Children with hormonal diseases (like precocious puberty) have to take puberty blockers and they have no lasting effect. They just stop the onset of secondary sex characteristics until a more appropriate age. (remember: those hormones control all sorts of changes, including sometimes-painful growth spurts)
Transitioning as a child is a series of steps. It starts with social transitioning below age 10. Puberty blockers from around 10 to 15. Hormone treatments from 15 onward. Some opt to continue to top/bottom surgery, usually after the age of 17 (with a parent's consent if under 18).
And no. Puberty blockers are well understood (been using for over 50 years), and their use restricted to timeframes where it won't impact the child's development.
Just so I understand, you're making the claim that you can put a child on puberty blockers / hormone treatments from age 10 to 17, and then you can take them off of it and they will resume their sex-at-birth biological development the same as their peers who didn't have hormone treatment, with no permanent effects? Is that right?
If it's just puberty blockers, as I claim in the previous comment, correct. Which is to say, up to the age of 15, there are no permanent changes. From 15 - the point where they start hormone therapy, that's anywhere between 5-10 years into the overall treatment - there are more permanent changes. The two are distinct phases in their transition.
But nothing really life altering. Will the child end up looking different if they de-transition after taking hormones, yes. More breast tissue if they took E, and more muscle definition if they took T. However, these are also body developments that can also happen without human intervention.
Puberty blockers have a long use in children. Unlike a lot of paediatric medications puberty blockers are licensed for use in children, and are used for their licensed use (blocking puberty), albeit for a different population (gender incongruent children with strong trans indicators, instead of children with precocious puberty).
This - being licensed in children, and being used mostly in line with the license - is better than many paediatric meds.
We have a lot of research about use in precocious puberty - they meds are mostly harmless. We don't have a huge amount of research in trans children, but that's for exactly the same reason we don't have research in a bunch of different meds for children.
There's some crazy stat, that 98% of kids put on puberty blockers continue to cross-sex hormones. Which clearly tell you, whatever the puberty blockers are for, its not temporary and its not 'time to think'...
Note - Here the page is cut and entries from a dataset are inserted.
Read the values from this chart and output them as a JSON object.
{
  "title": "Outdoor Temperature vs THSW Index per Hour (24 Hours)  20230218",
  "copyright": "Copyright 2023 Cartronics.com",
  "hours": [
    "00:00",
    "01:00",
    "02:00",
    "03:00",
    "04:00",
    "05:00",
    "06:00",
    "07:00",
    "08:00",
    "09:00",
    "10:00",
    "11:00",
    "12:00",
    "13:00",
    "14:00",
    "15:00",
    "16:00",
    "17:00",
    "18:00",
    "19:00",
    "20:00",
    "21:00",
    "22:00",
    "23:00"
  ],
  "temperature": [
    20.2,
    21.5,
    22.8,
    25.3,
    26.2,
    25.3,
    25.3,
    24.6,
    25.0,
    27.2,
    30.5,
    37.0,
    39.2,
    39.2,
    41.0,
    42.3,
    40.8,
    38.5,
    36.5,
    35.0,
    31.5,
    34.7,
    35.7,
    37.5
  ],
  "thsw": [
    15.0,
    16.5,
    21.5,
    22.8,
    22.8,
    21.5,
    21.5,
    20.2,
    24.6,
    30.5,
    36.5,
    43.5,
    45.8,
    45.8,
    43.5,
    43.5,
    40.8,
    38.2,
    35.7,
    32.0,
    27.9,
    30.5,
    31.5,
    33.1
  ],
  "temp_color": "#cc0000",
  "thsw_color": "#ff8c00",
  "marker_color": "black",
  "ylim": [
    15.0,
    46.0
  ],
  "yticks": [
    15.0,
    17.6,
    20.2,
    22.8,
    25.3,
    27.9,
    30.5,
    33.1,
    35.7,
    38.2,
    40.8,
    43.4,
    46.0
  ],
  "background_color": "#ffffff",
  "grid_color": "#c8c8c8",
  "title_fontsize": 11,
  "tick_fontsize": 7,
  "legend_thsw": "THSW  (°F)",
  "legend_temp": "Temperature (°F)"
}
Between 1% and 8%, depending on how detransition is defined. This article found 6.9% (12/175, 6 clearly detransitioning and 6 ambiguous) at one clinic, including anyone who sought and received care over a certain interval.
That is interesting but the same study also says that 21.7% of this cohort disengaged from the clinic. So the rate could be even higher, depending on if they stopped treatment entirely or changed to another service provider.
“Disengaged” here means that they did not make it through the assessment/pre-screening process and did not receive treatment, which is not what is meant by “detransition” or what is commonly understood as contributing to “regret rate”.
When an elderly person rejects knee replacement prior to surgery e.g., because they’ve learned the risks, they’re also not counted in the regret rate for knee replacement.
EDIT: Those that disengaged did not complete treatment, therefore they cannot regret completing treatment. Perhaps they regret starting treatment and perhaps they don’t; either way, that’s not the same thing as detransition. I can’t read their minds to figure out why they disengaged, and neither can anyone else.
The data there is not good. There are studies that claim it is low. They focus on surgery a lot. There are not many trans people (relative to the general population) and not many studies on them. There is not sufficient granularity between:
- trans people who only take hormones,
- who do that and have top surgery,
- who are castrated and,
- who have top and bottom surgery
Personally, I think bottom surgery is not quite there and is definitely a medical frontier and free-for-all. Hormones and top surgery are fairly reversible via application of more money, exercise and time.
Based on that, I am forced to fall back to first principles, and feel that given that the risk of lasting damage is low on some procedures, that those procedures which give perfectly acceptable and also potentially reversible results are reasonable to offer in this way.
There is a big difference in what would be an objectively determined need (a knee replacement) versus something that is very subjective (wanting to be another gender). There is no quantifiable measurement for determining gender. (Speaking specifically for minors.)
If someone wants a knee surgery because they want to continue their hobby of endurance running, but does not need the surgery for an otherwise normal life, does that surgery count as an objective or subjective need?
The article talks about youth transitioning. Can't hormone treatment during the early years have lasting, permanent effects?